A suicide bombing in Peshawar, Pakistan killed two and injured two on Tuesday after targeting anti-Taliban tribal leader Muhammad Fahim (Dawn). The victims were his security guards. Meanwhile, in Baluchistan province in southwestern Pakistan, a motorcycle bomb killed three and injured 40 on Monday after hitting a bus in the Mastung district of Quetta. A Pakistani official suggested that the attack was intended to target Shiite pilgrims traveling to Iran but hit the bus instead (CBS). The attacks came after a bomb hidden in a toy killed a mother and injured three young children in the Nasir Bagh area of Peshawar on Monday (AFP).

Meanwhile, two days of discussions between India and Pakistan in Rawalpindi over the disputed Siachen glacier have ended without any progress, though it was agreed that the talks would continue (NYT).

Taliban attacks in Afghanistan

In two separate Taliban attacks in Afghanistan on Tuesday, at least eight people were killed and several injured. In one bombing a suicide bomber on a bicycle targeted a police patrol in the northern province of Balkh and killed at least three people (AFP). Elsewhere, a minivan hit a roadside bomb in Wardak province south of Kabul and killed five (ET, CBS). The incidents came after a separate roadside bombing Monday night killed seven in Farah province in western Afghanistan.

The Afghan government said on Monday that militia loyal to the army chief of staff General Abdul Rashid Dostum were interfering with oil exploration being done in northern Afghanistan by the Chinese firm National Petroleum Corp (CNPC) (Reuters). The company signed a deal last year with the Afghan government — the first international oil deal with Afghanistan in decades — for exploration of the Amu Darya basin, a move that is expected to accrue billions of dollars to the government over the coming decades. Afghan government officials complained that men loyal to Dostum were demanding a cut of the profits, though Dostum’s National Front party denied the allegations.

Between 80 and 90 people are feared dead in a remote village in Afghanistan’s Baghlan province after two earthquakes struck Afghanistan yesterday, triggering a landslide that destroyed their homes (CNN).
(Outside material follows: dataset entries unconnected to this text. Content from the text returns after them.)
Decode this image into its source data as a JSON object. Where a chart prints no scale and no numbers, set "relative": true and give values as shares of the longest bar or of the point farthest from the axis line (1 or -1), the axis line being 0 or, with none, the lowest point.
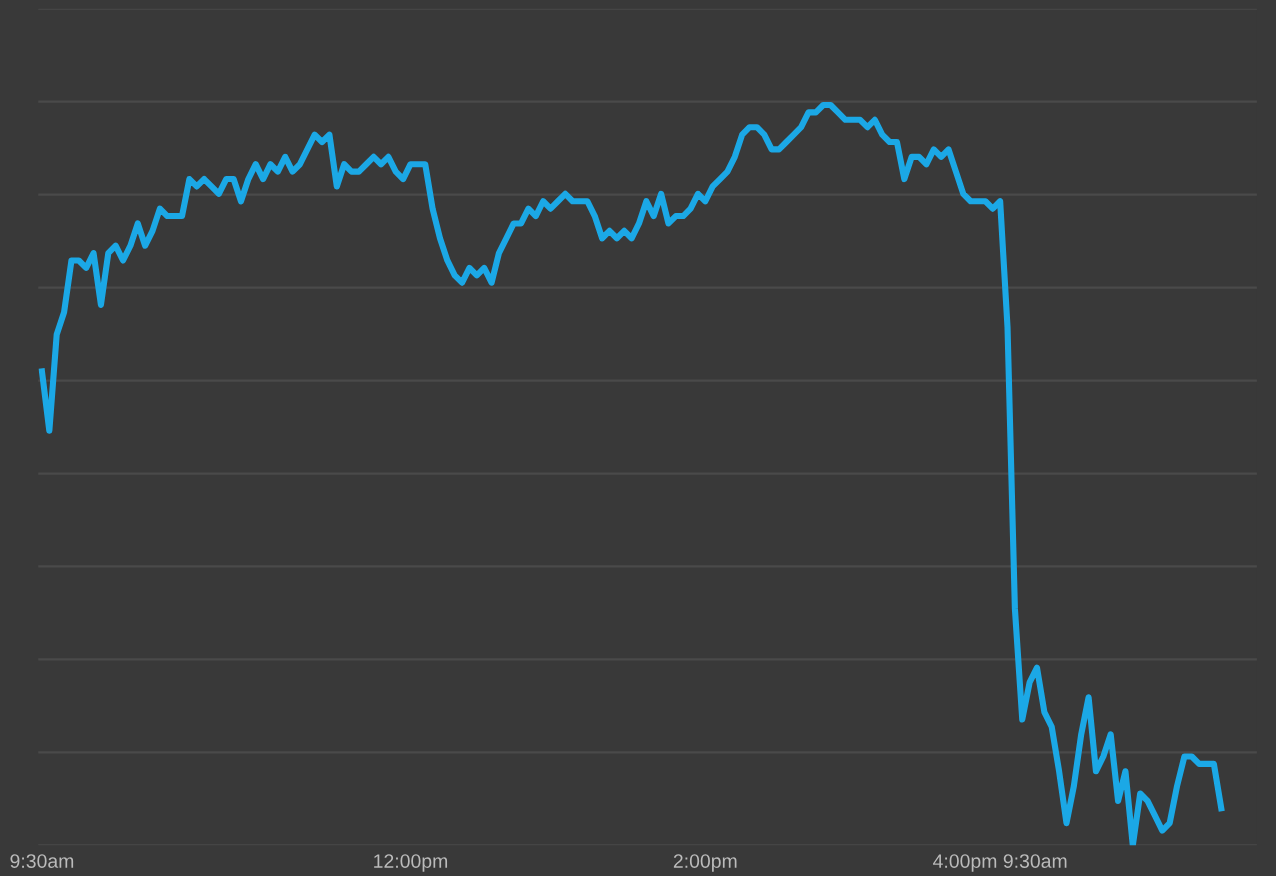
{
  "chart_data": {
    "type": "line",
    "relative": true,
    "grid": "y",
    "marker": "none",
    "line_style": "solid",
    "categories": [
      "9:30am",
      null,
      null,
      null,
      null,
      null,
      null,
      null,
      null,
      null,
      null,
      null,
      null,
      null,
      null,
      null,
      null,
      null,
      null,
      null,
      null,
      null,
      null,
      null,
      null,
      null,
      null,
      null,
      null,
      null,
      null,
      null,
      null,
      null,
      null,
      null,
      null,
      null,
      null,
      null,
      null,
      null,
      null,
      null,
      null,
      null,
      null,
      null,
      null,
      null,
      "12:00pm",
      null,
      null,
      null,
      null,
      null,
      null,
      null,
      null,
      null,
      null,
      null,
      null,
      null,
      null,
      null,
      null,
      null,
      null,
      null,
      null,
      null,
      null,
      null,
      null,
      null,
      null,
      null,
      null,
      null,
      null,
      null,
      null,
      null,
      null,
      null,
      null,
      null,
      null,
      null,
      "2:00pm",
      null,
      null,
      null,
      null,
      null,
      null,
      null,
      null,
      null,
      null,
      null,
      null,
      null,
      null,
      null,
      null,
      null,
      null,
      null,
      null,
      null,
      null,
      null,
      null,
      null,
      null,
      null,
      null,
      null,
      null,
      null,
      null,
      null,
      null,
      null,
      null,
      null,
      null,
      null,
      "4:00pm 9:30am",
      null,
      null,
      null,
      null,
      null,
      null,
      null,
      null,
      null,
      null,
      null,
      null,
      null,
      null,
      null,
      null,
      null,
      null,
      null,
      null,
      null,
      null,
      null,
      null,
      null,
      null,
      null,
      null,
      null,
      null
    ],
    "series": [
      {
        "color": "#1ba8e6",
        "values": [
          0.64,
          0.56,
          0.69,
          0.72,
          0.79,
          0.79,
          0.78,
          0.8,
          0.73,
          0.8,
          0.81,
          0.79,
          0.81,
          0.84,
          0.81,
          0.83,
          0.86,
          0.85,
          0.85,
          0.85,
          0.9,
          0.89,
          0.9,
          0.89,
          0.88,
          0.9,
          0.9,
          0.87,
          0.9,
          0.92,
          0.9,
          0.92,
          0.91,
          0.93,
          0.91,
          0.92,
          0.94,
          0.96,
          0.95,
          0.96,
          0.89,
          0.92,
          0.91,
          0.91,
          0.92,
          0.93,
          0.92,
          0.93,
          0.91,
          0.9,
          0.92,
          0.92,
          0.92,
          0.86,
          0.82,
          0.79,
          0.77,
          0.76,
          0.78,
          0.77,
          0.78,
          0.76,
          0.8,
          0.82,
          0.84,
          0.84,
          0.86,
          0.85,
          0.87,
          0.86,
          0.87,
          0.88,
          0.87,
          0.87,
          0.87,
          0.85,
          0.82,
          0.83,
          0.82,
          0.83,
          0.82,
          0.84,
          0.87,
          0.85,
          0.88,
          0.84,
          0.85,
          0.85,
          0.86,
          0.88,
          0.87,
          0.89,
          0.9,
          0.91,
          0.93,
          0.96,
          0.97,
          0.97,
          0.96,
          0.94,
          0.94,
          0.95,
          0.96,
          0.97,
          0.99,
          0.99,
          1.0,
          1.0,
          0.99,
          0.98,
          0.98,
          0.98,
          0.97,
          0.98,
          0.96,
          0.95,
          0.95,
          0.9,
          0.93,
          0.93,
          0.92,
          0.94,
          0.93,
          0.94,
          0.91,
          0.88,
          0.87,
          0.87,
          0.87,
          0.86,
          0.87,
          0.7,
          0.32,
          0.17,
          0.22,
          0.24,
          0.18,
          0.16,
          0.1,
          0.03,
          0.08,
          0.15,
          0.2,
          0.1,
          0.12,
          0.15,
          0.06,
          0.1,
          0.0,
          0.07,
          0.06,
          0.04,
          0.02,
          0.03,
          0.08,
          0.12,
          0.12,
          0.11,
          0.11,
          0.11,
          0.05
        ]
      }
    ]
  }
}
The Pentagon’s Defense Criminal Investigative Service has launched a full-scale probe into one of the U.S. military’s top private contractors, Leonie Industries (USA Today). The company, which is seen as the largest ‘propaganda’ contractor for the U.S., stands accused of failing both to pay millions of dollars in back taxes and to provide services for its Afghan employees. Rep. John Tierney of Massachusetts, who has led the effort at investigating Leonie and who is a senior member on the House Committee on Government Oversight and Reform, said that "it is critical that we hold the Pentagon, and companies working with our government, to the highest standards…claims of ongoing lack of accountability in war zone contracting cannot be ignored."

Pakistani judicial commission reopens ‘memogate’

A judicial commission’s report to the Pakistani Supreme Court on Tuesday ruled that former Pakistani Ambassador to the U.S., Hussain Haqqani, did in fact author a memo to members of the Obama administration warning against the possibility of a military coup against Pakistan’s civilian leadership (ET, NYT). The Supreme Court also declared that Haqqani must come back to Pakistan. Messages from Twitter by Haqqani, an avid social media user, defended his innocence against the controversial commission: "One-sided proceedings of Commission that refused to hear me will be challenged by my lawyers", said one, with another noting: "Commission is not a court and those claiming it has determined guilt or innocence are wrong." Mansoor Ijaz, the Pakistani-American businessman whose initial claims about Haqqani’s actions first led to the ‘Memogate’ controversy, said the news vindicated the "truth he had been speaking from the day the case started. (ET)"

Bearish on mangos?

Mango crops in Sindh are showing a 30 percent production deficit this year, primarily as a result of last year’s monsoon season which caused extensive crop damages. According to a Pakistani fruit wholesaler named Ziauddin who spoke about the reduced crop with Dawn, however, the downward trend may find some respite if an export ban to Iran — which accounted for nearly 40 percent of Pakistani mango exports last year — is overturned this year (Dawn).